Predict Next Word

Kevin Carhart - January 8, 2019
:)1








Data Scrubbing and Preparation:)2


The early period is already described in the Milestone Report and won't be repeated here. There was some work involved in removing low-frequency grams, because you would like to be able to address as much data as possible when getting quanteda to generate counts. But resource limits make this difficult. Eventually I got past this and had unigram, bigram and trigram tables that were ready for an algorithm to address.
Description of the algorithm used to make predictions:)3

Using sqldf and data.table, the algorithm assembles four small data.tables - observed trigrams, unobserved trigrams, observed bigrams and unobserved bigrams. The two “observed” result sets are found using Maximum Likelihood Estimates. It would be possible to stop there and get something that is about as good as a crude (and fun) Markov Chainer toy. However, I drew upon a lovely and invaluable guide to Katz Backoff written by Michael Szczepaniak in order to make the model better than just MLE.

The concept here is that since the unseen ngrams are underrepresented and the seen ngrams are overrepresented, you can steal some probability mass from the observed and apply it to the unobserved. The way this is turned into a tangible result set is by divying up the stolen mass to all possible prediction words based on the relative weightings of those words in the n-1 gram.

A few moments later, I have four result sets, some of which may be empty. I used a SQL 'UNION' and 'ORDER BY' to assemble these tables into one big table in order of richest to most barren results. I used a passive design to accomplish the backing off based on the fact that a table with 0 rows in a UNION is simply not there, so that when you select the top three rows, you are selecting from however many UNION'ed layers it has passed through by the third row. If necessary, it can back off to the hardcoded articles such as “the.”
Description of the Shiny App and how to use it:)4

  When you enter a series of words in the textarea, the algorithm described above is triggered using Shiny reactivity following a moment's delay. The words appear in clickable bubbles. You can add a word on the end of your phrase by clicking the bubble, and the prediction algorithm will begin to churn again. The 1st, 2nd and 3rd best predictions are the left, middle and right bubbles.

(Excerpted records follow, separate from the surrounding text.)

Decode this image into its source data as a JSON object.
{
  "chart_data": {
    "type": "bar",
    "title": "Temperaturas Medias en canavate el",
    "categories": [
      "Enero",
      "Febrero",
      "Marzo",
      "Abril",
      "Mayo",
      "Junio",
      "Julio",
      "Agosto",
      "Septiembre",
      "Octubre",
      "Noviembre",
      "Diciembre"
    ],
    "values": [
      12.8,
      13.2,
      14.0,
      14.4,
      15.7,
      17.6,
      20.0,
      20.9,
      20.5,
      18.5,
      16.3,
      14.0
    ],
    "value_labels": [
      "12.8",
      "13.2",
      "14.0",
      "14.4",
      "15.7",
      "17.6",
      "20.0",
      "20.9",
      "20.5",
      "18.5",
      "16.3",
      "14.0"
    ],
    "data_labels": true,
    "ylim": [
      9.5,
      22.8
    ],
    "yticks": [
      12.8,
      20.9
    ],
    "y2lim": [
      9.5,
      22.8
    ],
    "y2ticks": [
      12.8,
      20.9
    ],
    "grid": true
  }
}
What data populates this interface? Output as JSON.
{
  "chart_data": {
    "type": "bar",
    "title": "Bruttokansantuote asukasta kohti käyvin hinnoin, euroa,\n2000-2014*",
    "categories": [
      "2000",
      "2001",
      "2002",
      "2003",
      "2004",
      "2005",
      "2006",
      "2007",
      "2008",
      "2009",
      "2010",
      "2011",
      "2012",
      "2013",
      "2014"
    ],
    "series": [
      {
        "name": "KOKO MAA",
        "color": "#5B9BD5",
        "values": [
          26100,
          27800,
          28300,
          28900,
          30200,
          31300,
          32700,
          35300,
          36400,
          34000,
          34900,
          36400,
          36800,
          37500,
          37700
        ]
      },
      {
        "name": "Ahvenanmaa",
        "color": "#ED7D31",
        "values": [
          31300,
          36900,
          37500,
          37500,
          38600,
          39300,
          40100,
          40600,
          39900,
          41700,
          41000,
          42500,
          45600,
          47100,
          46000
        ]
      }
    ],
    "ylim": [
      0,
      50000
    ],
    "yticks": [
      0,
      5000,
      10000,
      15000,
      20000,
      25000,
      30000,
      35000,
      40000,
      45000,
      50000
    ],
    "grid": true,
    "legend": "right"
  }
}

You can also resize the textarea by dragging the corner.

I would like to acknowledge Enrique Estrada and Rebecca Kotula for the clickable-words idea.

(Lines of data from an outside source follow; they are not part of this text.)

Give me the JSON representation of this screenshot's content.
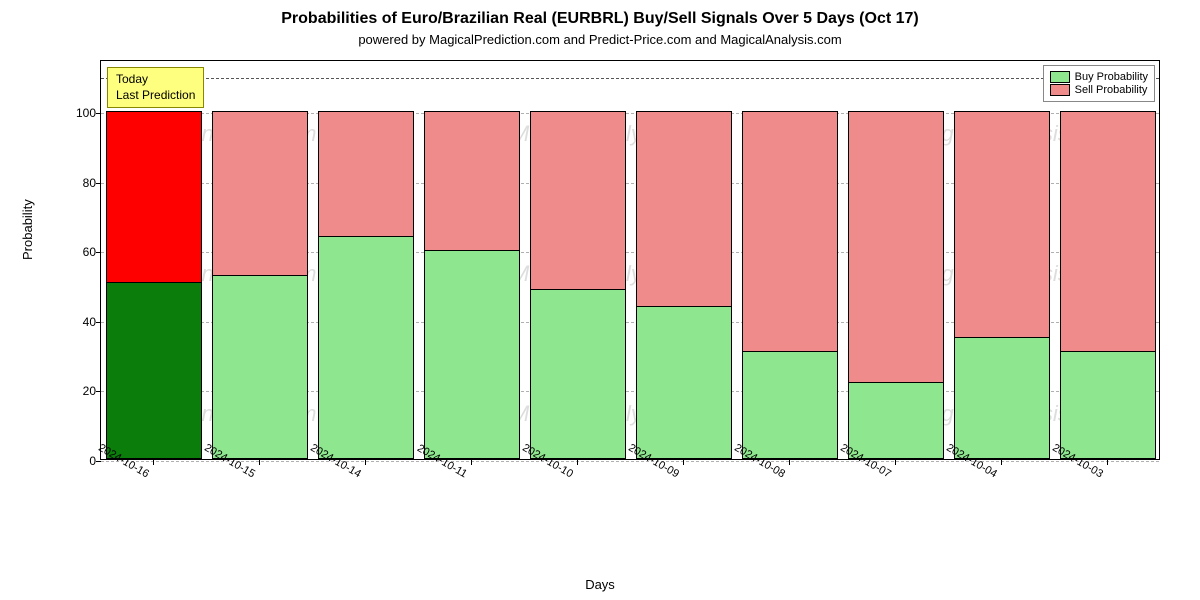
{
  "title": "Probabilities of Euro/Brazilian Real (EURBRL) Buy/Sell Signals Over 5 Days (Oct 17)",
  "subtitle": "powered by MagicalPrediction.com and Predict-Price.com and MagicalAnalysis.com",
  "ylabel": "Probability",
  "xlabel": "Days",
  "chart": {
    "type": "stacked-bar",
    "background_color": "#ffffff",
    "border_color": "#000000",
    "grid_color": "#b0b0b0",
    "grid_dash": "4 4",
    "ylim": [
      0,
      115
    ],
    "yticks": [
      0,
      20,
      40,
      60,
      80,
      100
    ],
    "hline_at": 110,
    "bar_width_ratio": 0.9,
    "categories": [
      "2024-10-16",
      "2024-10-15",
      "2024-10-14",
      "2024-10-11",
      "2024-10-10",
      "2024-10-09",
      "2024-10-08",
      "2024-10-07",
      "2024-10-04",
      "2024-10-03"
    ],
    "buy_values": [
      51,
      53,
      64,
      60,
      49,
      44,
      31,
      22,
      35,
      31
    ],
    "sell_values": [
      49,
      47,
      36,
      40,
      51,
      56,
      69,
      78,
      65,
      69
    ],
    "buy_color_current": "#0a7d0a",
    "sell_color_current": "#ff0000",
    "buy_color": "#8ee68e",
    "sell_color": "#f08b8b",
    "title_fontsize": 16,
    "subtitle_fontsize": 13,
    "label_fontsize": 13,
    "tick_fontsize": 12,
    "x_tick_rotation_deg": 30
  },
  "today_box": {
    "line1": "Today",
    "line2": "Last Prediction",
    "bg": "#ffff7f",
    "border": "#888800"
  },
  "legend": {
    "buy_label": "Buy Probability",
    "sell_label": "Sell Probability"
  },
  "watermark_text": "MagicalAnalysis.com"
}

Bonus: Serendipity Mode:)5



While some users want to use the app for pragmatic reasons, the “best” prediction may be in the eye of the beholder for others. If you click the Serendipity Mode radio button, you will be presented with three random words. This could be a way of getting more colorful, concrete nouns and adjectives into the mix. Many of these interesting, low-frequency words have been cut out of the ngrams as a tradeoff for speed. A lot of popular mobile-device apps are toys and games, so we may want to consider use cases involving imagination. A user who finds our suggestions emotionally rich is (perhaps) going to think the app has mystical powers beyond what it actually has.